Уже в более старшем возрасте он понял, что отец шпионил за ним повсюду все его детство, и даже несмотря на то, что Чангиз[225] Чамчавала был большим человеком, даже гигантом, не говоря уж о его богатстве и общественном положении, он все еще не утратил легкости ног и склонности красться за сыном и мешать во всем, что бы тот ни делал, и хлестал по ночам простынью молодого Салахаддина, застигнутого сжимающим позорный член в красной руке. И он чуял деньги за сто одну милю, даже сквозь вонь химикалиев и удобрений, всегда висевшую над ним благодаря тому, что он был крупнейшим в стране производителем сельскохозяйственных аэрозолей, жидких удобрений и искусственного навоза. Чангиз Чамчавала, филантроп, бабник, живая легенда, путеводная звезда националистического движения, выскочил из ворот своего дома, чтобы выхватить бумажник, выпирающий из поникшей руки сына.
— Кхе-кхе, ты не должен подбирать вещи с улицы, — наставлял он, прикарманивая фунты. — Земля грязная, а деньги, между прочим, еще грязнее.
На полке облицованной тиком[226] студии Чангиза Чамчавалы, возле десятитомника Сказок тысячи и одной ночи[227] в переводе Ричарда Бартона,[228] медленно пожираемых плесенью и книжным червем из-за глубоко укоренившегося предубеждения против книг (Чангиз держал тысячи этих пагубных предметов, чтобы оскорблять их, гноя непрочитанными), стояла волшебная лампа, наполированная до блеска медно-бронзовая аватара личного джиннохранилища Аладдина: лампа так и просилась, чтоб ее потерли. Но Чангиз не тер ее, да и другим, например, сыну, тереть ее не позволял. «В один прекрасный день, — уверял он мальчика, — она станет твоей собственностью. Тогда три и три ее, пока не протрешь, и увидишь, что ничего у тебя не прибудет. А сейчас — нет, она моя».
Обещание чудесной лампы заразило Мастера[229] Салахаддина идеей, что когда-нибудь его беды закончатся и его самые сокровенные желания исполнятся, и все, что ему надо делать — дождаться этого; но потом случился инцидент с бумажником, когда магия радуги творилась для него — не для отца, а для него, — а Чангиз Чамчавала украл кувшин с золотом. После этого сын уверился в том, что отец будет душить все его надежды, если он не уйдет, и с того момента он стал отчаянно прятаться, избегать, раскидывать бездны океанов между этим большим человеком и собой.

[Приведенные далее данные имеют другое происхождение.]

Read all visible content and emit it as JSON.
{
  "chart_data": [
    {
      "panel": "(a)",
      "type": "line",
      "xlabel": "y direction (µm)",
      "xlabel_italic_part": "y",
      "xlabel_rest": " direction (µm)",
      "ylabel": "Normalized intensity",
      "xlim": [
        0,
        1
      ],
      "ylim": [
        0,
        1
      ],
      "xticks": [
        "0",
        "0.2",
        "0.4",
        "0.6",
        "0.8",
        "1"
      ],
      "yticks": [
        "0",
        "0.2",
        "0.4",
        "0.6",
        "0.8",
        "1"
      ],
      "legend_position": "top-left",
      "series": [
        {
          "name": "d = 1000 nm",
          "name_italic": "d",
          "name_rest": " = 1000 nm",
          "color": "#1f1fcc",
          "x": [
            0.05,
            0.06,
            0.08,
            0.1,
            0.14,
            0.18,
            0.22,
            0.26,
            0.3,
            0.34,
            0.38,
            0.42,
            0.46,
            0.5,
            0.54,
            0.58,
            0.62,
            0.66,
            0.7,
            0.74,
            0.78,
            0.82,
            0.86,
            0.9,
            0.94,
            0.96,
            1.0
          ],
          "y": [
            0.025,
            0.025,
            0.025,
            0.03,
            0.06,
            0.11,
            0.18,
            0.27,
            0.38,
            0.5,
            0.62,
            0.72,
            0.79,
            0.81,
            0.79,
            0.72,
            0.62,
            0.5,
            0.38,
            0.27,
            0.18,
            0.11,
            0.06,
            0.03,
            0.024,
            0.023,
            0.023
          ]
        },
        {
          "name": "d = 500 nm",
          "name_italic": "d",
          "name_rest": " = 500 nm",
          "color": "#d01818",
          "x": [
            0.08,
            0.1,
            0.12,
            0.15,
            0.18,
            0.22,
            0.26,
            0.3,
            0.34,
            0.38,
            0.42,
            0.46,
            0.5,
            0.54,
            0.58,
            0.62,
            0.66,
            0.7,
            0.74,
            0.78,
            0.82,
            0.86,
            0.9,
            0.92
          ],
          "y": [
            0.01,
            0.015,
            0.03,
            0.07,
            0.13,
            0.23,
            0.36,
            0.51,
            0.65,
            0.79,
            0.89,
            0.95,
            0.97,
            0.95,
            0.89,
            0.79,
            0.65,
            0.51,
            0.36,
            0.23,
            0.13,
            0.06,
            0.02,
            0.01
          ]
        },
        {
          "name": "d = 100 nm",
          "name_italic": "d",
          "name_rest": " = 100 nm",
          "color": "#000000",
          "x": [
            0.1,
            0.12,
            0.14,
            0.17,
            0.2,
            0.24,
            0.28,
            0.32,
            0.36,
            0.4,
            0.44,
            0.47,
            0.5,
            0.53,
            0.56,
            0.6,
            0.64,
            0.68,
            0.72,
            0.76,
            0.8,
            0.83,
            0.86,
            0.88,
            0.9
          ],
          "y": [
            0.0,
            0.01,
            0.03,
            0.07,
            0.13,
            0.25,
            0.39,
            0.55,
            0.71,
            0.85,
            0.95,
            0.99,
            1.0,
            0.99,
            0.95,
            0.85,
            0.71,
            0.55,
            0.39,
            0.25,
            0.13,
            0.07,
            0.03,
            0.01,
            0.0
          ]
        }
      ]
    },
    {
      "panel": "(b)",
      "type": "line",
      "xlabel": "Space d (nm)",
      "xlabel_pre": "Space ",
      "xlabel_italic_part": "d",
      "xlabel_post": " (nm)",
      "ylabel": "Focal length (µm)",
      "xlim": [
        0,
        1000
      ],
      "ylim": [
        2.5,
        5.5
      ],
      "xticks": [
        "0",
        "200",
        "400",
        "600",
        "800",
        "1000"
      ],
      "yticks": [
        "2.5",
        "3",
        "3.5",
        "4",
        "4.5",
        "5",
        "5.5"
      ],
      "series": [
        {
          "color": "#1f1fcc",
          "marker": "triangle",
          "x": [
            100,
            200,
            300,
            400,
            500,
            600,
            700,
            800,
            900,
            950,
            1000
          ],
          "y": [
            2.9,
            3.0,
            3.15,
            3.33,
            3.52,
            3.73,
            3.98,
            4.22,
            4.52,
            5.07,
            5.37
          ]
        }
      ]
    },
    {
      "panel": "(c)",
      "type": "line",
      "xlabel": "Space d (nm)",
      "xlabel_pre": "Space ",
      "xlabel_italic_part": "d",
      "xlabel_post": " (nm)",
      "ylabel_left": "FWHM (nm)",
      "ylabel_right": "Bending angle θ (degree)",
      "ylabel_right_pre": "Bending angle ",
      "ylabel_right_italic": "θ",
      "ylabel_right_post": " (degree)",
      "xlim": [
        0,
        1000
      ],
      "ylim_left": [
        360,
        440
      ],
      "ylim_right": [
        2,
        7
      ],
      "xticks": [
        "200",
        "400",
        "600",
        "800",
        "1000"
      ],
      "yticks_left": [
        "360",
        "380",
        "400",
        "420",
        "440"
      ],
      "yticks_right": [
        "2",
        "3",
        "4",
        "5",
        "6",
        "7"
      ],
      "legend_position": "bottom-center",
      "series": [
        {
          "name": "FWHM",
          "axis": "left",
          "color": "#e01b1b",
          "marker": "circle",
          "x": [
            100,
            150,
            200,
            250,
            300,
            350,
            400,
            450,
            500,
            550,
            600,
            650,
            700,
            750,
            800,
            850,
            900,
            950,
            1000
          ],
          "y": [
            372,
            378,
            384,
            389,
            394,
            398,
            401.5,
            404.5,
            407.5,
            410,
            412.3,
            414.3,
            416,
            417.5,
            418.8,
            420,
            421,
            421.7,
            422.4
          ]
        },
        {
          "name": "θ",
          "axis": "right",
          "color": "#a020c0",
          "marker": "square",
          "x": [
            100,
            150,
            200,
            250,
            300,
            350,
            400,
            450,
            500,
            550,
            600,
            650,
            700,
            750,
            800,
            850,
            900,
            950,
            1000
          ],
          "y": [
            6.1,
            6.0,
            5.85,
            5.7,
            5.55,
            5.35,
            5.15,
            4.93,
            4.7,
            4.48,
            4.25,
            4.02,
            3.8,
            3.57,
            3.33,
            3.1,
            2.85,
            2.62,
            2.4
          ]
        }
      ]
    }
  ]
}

Салахаддин Чамчавала осознал к тринадцати годам, что был рожден для прохлады Вилайета, полной соблазнами хрустящих фунтов стерлингов — на это намекнул ему волшебный бумажник, — и он стал все сильнее и настойчивее рваться из этого Бомбея с его пылью, вульгарностью, полицейскими в шортах, трансвеститами,[230] кинофэнзинами,[231] спальными коробками на тротуарах и пресловутыми поющими шлюхами с Грант-роуд,[232] начинавшими в Карнатаке[233] как служительницы культа Йелламы,[234] но закончившими здесь, как танцовщицы в более прозаичных храмах плоти.[235] Он был сыт по горло текстильными фабриками и местными поездами, и всей этой неразберихи, и переизбытком места, и ждал с нетерпением свою мечту-Вилайет, страну умеренности и неторопливости, преследующую его ночью и днем. Его любимыми стишками на детской площадке были те, что сквозили тоской по иностранным городам: китчи-кон, китчи-раз, китчи-кон, станти-глаз, китчи-ополь, китчи-кополь, китчи-Кон-станти-нополь.[236] А его любимой игрой была разновидность бабушкиных шагов,[237] в которой он, стоя спиной к подползающим к нему товарищам, бормотал, словно мантру,[238] словно заклинание, шесть букв города своей мечты, элёэн дэоэн.[239] В тайниках своего сердца он тихо вползал в Лондон, буква за буквой, точно так же, как его друзья подползали к нему. Элёэн дэоэн Лондон.